KAI Didesak Tak Cuma Andalkan Skema Asuransi saat Tanggung Jawab atas Guru SD Korban KRL Bekasi
Budi Sam Law Malau April 28, 2026 02:35 PM

WARTAKOTALIVE.COM, BEKASI – Persatuan Guru Republik Indonesia (PGRI) mendesak PT Kereta Api Indonesia (KAI) untuk bertanggung jawab penuh terhadap keluarga korban kecelakaan kereta api yang melibatkan KRL dan KA jarak jauh di Bekasi, Senin (27/4/2026) malam.

Dalam insiden tragis tersebut, seorang guru SDN Pulogebang II, Jakarta Timur, Nurlaela, menjadi salah satu korban meninggal dunia. Kabar duka ini dikonfirmasi pihak Dinas Pendidikan setempat.

Wakil Sekretaris Jenderal PGRI, Sumardiansyah, menyampaikan belasungkawa mendalam sekaligus menegaskan pentingnya tanggung jawab konkret dari KAI kepada keluarga korban.

Baca juga: Kapolda Metro: 7 Orang Masih Terjepit di KA Argo Bromo Hantam KRL, Basarnas Lakukan Pemotongan

“Kami meminta KAI tidak hanya mengandalkan skema asuransi, tetapi juga menghadirkan kebijakan yang berpihak, seperti santunan pendidikan bagi anak korban,” ujar Sumardiansyah, Selasa (28/4/2026).

Selain tuntutan tanggung jawab, PGRI juga menyoroti aspek keselamatan transportasi yang dinilai masih lemah.

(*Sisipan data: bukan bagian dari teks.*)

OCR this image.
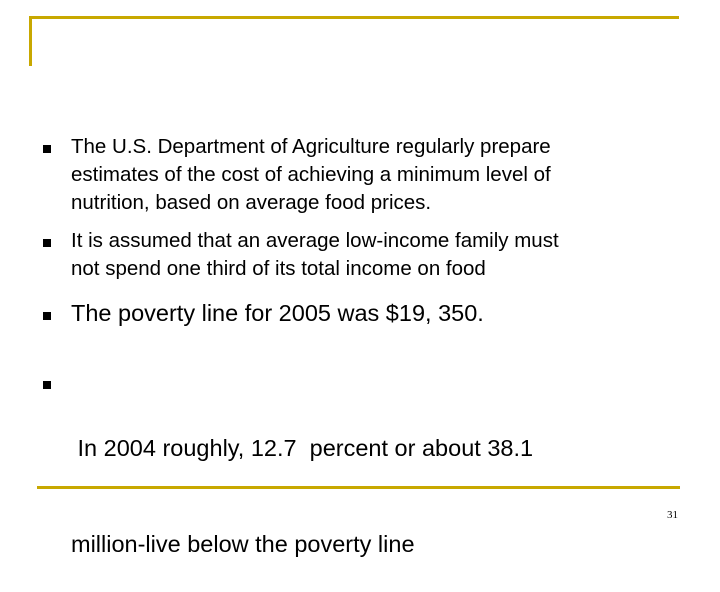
The U.S. Department of Agriculture regularly prepare
estimates of the cost of achieving a minimum level of
nutrition, based on average food prices.
It is assumed that an average low-income family must
not spend one third of its total income on food
The poverty line for 2005 was $19, 350.

In 2004 roughly, 12.7  percent or about 38.1

million-live below the poverty line

31
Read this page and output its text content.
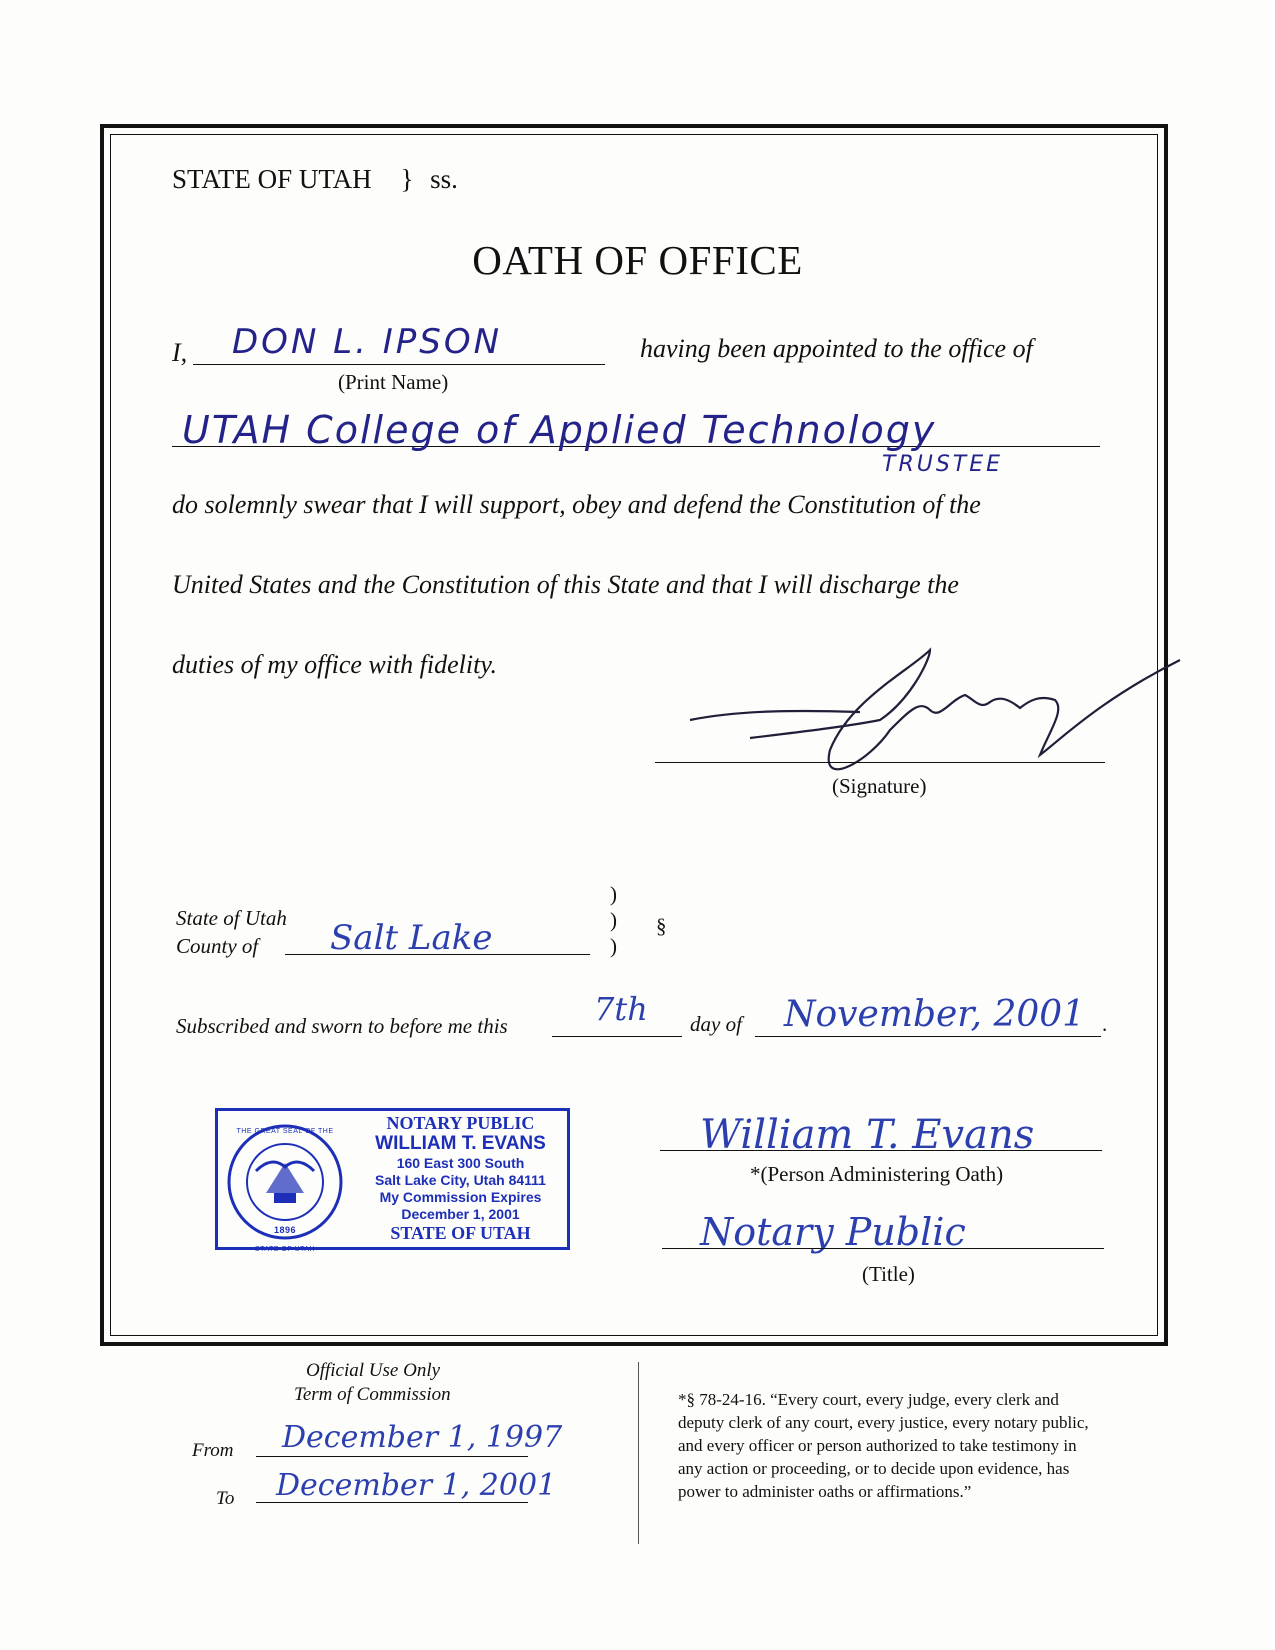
STATE OF UTAH } ss.
OATH OF OFFICE
I, DON L. IPSON
(Print Name)
having been appointed to the office of
UTAH College of Applied Technology
TRUSTEE
do solemnly swear that I will support, obey and defend the Constitution of the
United States and the Constitution of this State and that I will discharge the
duties of my office with fidelity.
(Signature)
State of Utah
County of Salt Lake
)
)
)
§
Subscribed and sworn to before me this	7th day of November, 2001 .
THE GREAT SEAL OF THE STATE OF UTAH
1896
NOTARY PUBLIC
WILLIAM T. EVANS
160 East 300 South
Salt Lake City, Utah 84111
My Commission Expires
December 1, 2001
STATE OF UTAH
William T. Evans
*(Person Administering Oath)
Notary Public
(Title)
Official Use Only
Term of Commission
From December 1, 1997
To December 1, 2001
*§ 78-24-16. “Every court, every judge, every clerk and
deputy clerk of any court, every justice, every notary public,
and every officer or person authorized to take testimony in
any action or proceeding, or to decide upon evidence, has
power to administer oaths or affirmations.”
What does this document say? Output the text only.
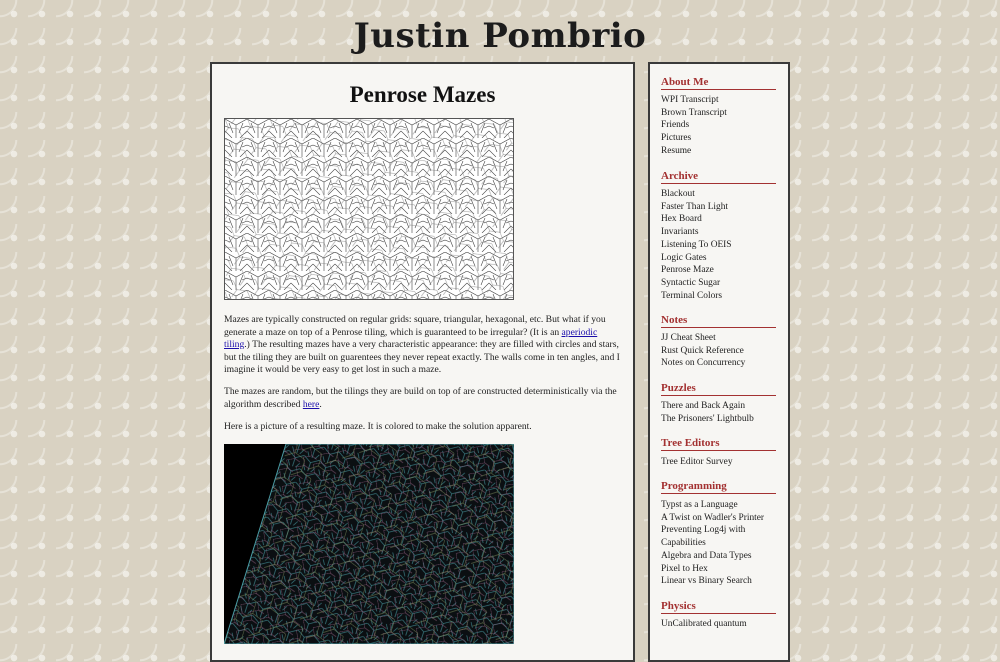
Justin Pombrio
Penrose Mazes

Mazes are typically constructed on regular grids: square, triangular, hexagonal, etc. But what if you generate a maze on top of a Penrose tiling, which is guaranteed to be irregular? (It is an aperiodic tiling.) The resulting mazes have a very characteristic appearance: they are filled with circles and stars, but the tiling they are built on guarentees they never repeat exactly. The walls come in ten angles, and I imagine it would be very easy to get lost in such a maze.

The mazes are random, but the tilings they are build on top of are constructed deterministically via the algorithm described here.

Here is a picture of a resulting maze. It is colored to make the solution apparent.

About Me
WPI Transcript
Brown Transcript
Friends
Pictures
Resume
Archive
Blackout
Faster Than Light
Hex Board
Invariants
Listening To OEIS
Logic Gates
Penrose Maze
Syntactic Sugar
Terminal Colors
Notes
JJ Cheat Sheet
Rust Quick Reference
Notes on Concurrency
Puzzles
There and Back Again
The Prisoners' Lightbulb
Tree Editors
Tree Editor Survey
Programming
Typst as a Language
A Twist on Wadler's Printer
Preventing Log4j with Capabilities
Algebra and Data Types
Pixel to Hex
Linear vs Binary Search
Physics
UnCalibrated quantum
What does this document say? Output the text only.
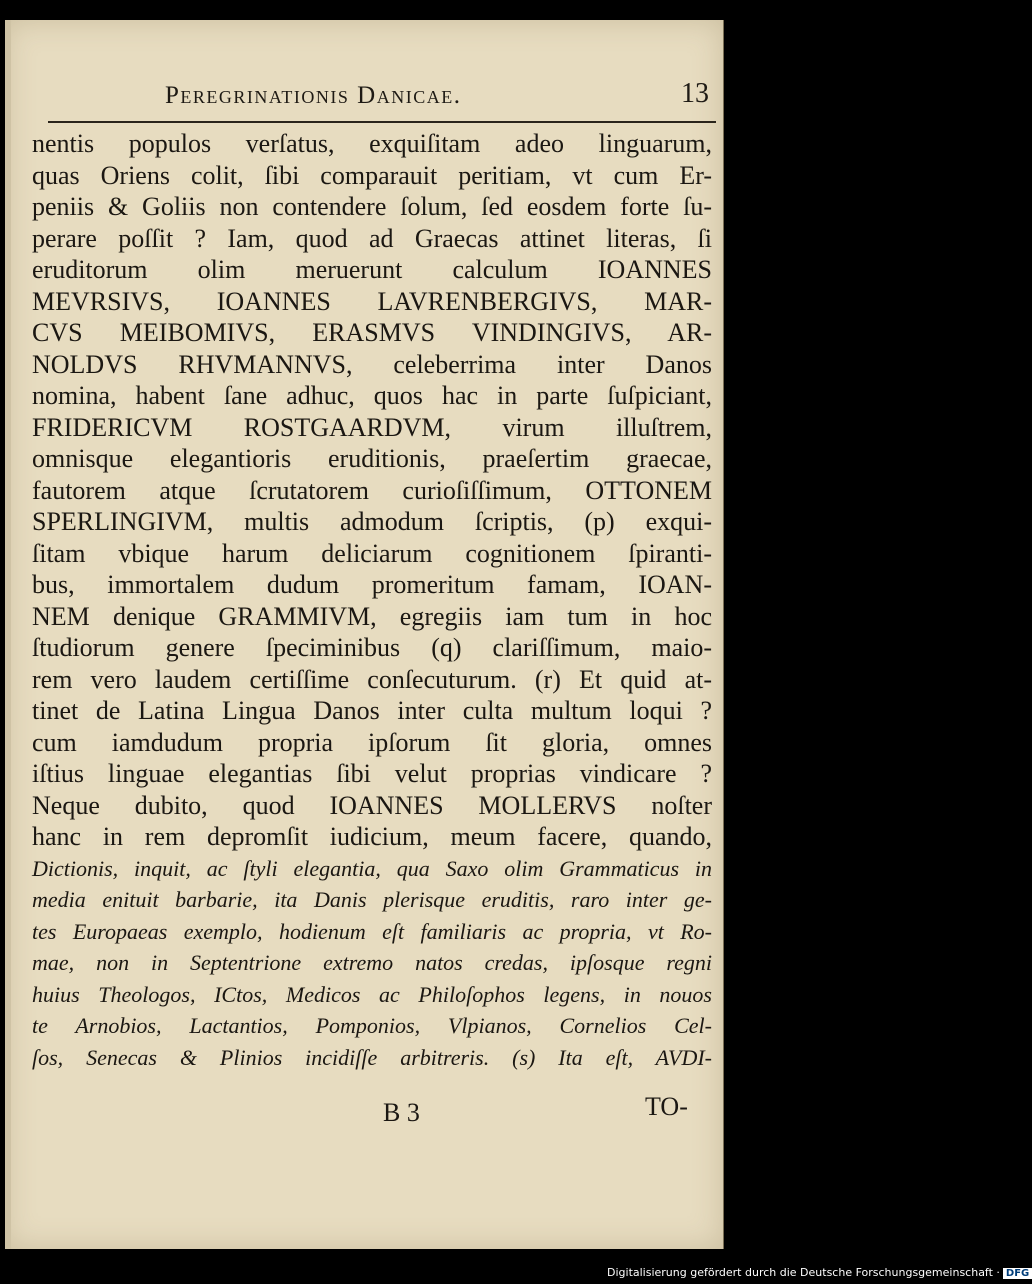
Peregrinationis Danicae.	13
nentis populos verſatus, exquiſitam adeo linguarum,
quas Oriens colit, ſibi comparauit peritiam, vt cum Er-
peniis & Goliis non contendere ſolum, ſed eosdem forte ſu-
perare poſſit ? Iam, quod ad Graecas attinet literas, ſi
eruditorum olim meruerunt calculum IOANNES
MEVRSIVS, IOANNES LAVRENBERGIVS, MAR-
CVS MEIBOMIVS, ERASMVS VINDINGIVS, AR-
NOLDVS RHVMANNVS, celeberrima inter Danos
nomina, habent ſane adhuc, quos hac in parte ſuſpiciant,
FRIDERICVM ROSTGAARDVM, virum illuſtrem,
omnisque elegantioris eruditionis, praeſertim graecae,
fautorem atque ſcrutatorem curioſiſſimum, OTTONEM
SPERLINGIVM, multis admodum ſcriptis, (p) exqui-
ſitam vbique harum deliciarum cognitionem ſpiranti-
bus, immortalem dudum promeritum famam, IOAN-
NEM denique GRAMMIVM, egregiis iam tum in hoc
ſtudiorum genere ſpeciminibus (q) clariſſimum, maio-
rem vero laudem certiſſime conſecuturum. (r) Et quid at-
tinet de Latina Lingua Danos inter culta multum loqui ?
cum iamdudum propria ipſorum ſit gloria, omnes
iſtius linguae elegantias ſibi velut proprias vindicare ?
Neque dubito, quod IOANNES MOLLERVS noſter
hanc in rem depromſit iudicium, meum facere, quando,
Dictionis, inquit, ac ſtyli elegantia, qua Saxo olim Grammaticus in
media enituit barbarie, ita Danis plerisque eruditis, raro inter ge-
tes Europaeas exemplo, hodienum eſt familiaris ac propria, vt Ro-
mae, non in Septentrione extremo natos credas, ipſosque regni
huius Theologos, ICtos, Medicos ac Philoſophos legens, in nouos
te Arnobios, Lactantios, Pomponios, Vlpianos, Cornelios Cel-
ſos, Senecas & Plinios incidiſſe arbitreris. (s) Ita eſt, AVDI-
B 3	TO-
Digitalisierung gefördert durch die Deutsche Forschungsgemeinschaft · DFG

Mereka mendesak peningkatan pengawasan di perlintasan kereta, pembangunan infrastruktur keselamatan, hingga penutupan perlintasan sebidang yang rawan kecelakaan.

Menurut Sumardiansyah, kecelakaan di jalur kereta kerap berulang dan membutuhkan langkah preventif yang lebih tegas dari pemangku kebijakan.

Di sisi lain, PGRI juga mendorong evaluasi sistem penempatan guru oleh pemerintah daerah, khususnya Dinas Pendidikan DKI Jakarta.

Kebijakan redistribusi dan mutasi guru dinilai harus mempertimbangkan jarak tempat tinggal dengan lokasi mengajar.

“Guru yang harus menempuh jarak puluhan kilometer berisiko mengalami kelelahan hingga berdampak pada kinerja dan keselamatan,” jelasnya.

Baca juga: Kepala Basarnas Pastikan Evakuasi Korban KA Bekasi Tuntas, Semua Korban Perempuan 

Saat ini, PGRI tengah berkoordinasi untuk melakukan takziah dan memberikan santunan internal sebagai bentuk solidaritas sesama tenaga pendidik atas berpulangnya "Pahlawan Tanpa Tanda Jasa" dalam peristiwa memilukan tersebut.

Sebelumnya, kecelakaan antara KRL dan KA Argo Bromo Anggrek di wilayah Bekasi dilaporkan menewaskan tujuh orang dan melukai puluhan penumpang.

Proses evakuasi dan investigasi masih terus berlangsung.

Tragedi ini kembali menjadi sorotan serius terkait keselamatan transportasi publik, khususnya bagi pekerja yang bergantung pada moda transportasi massal setiap harinya.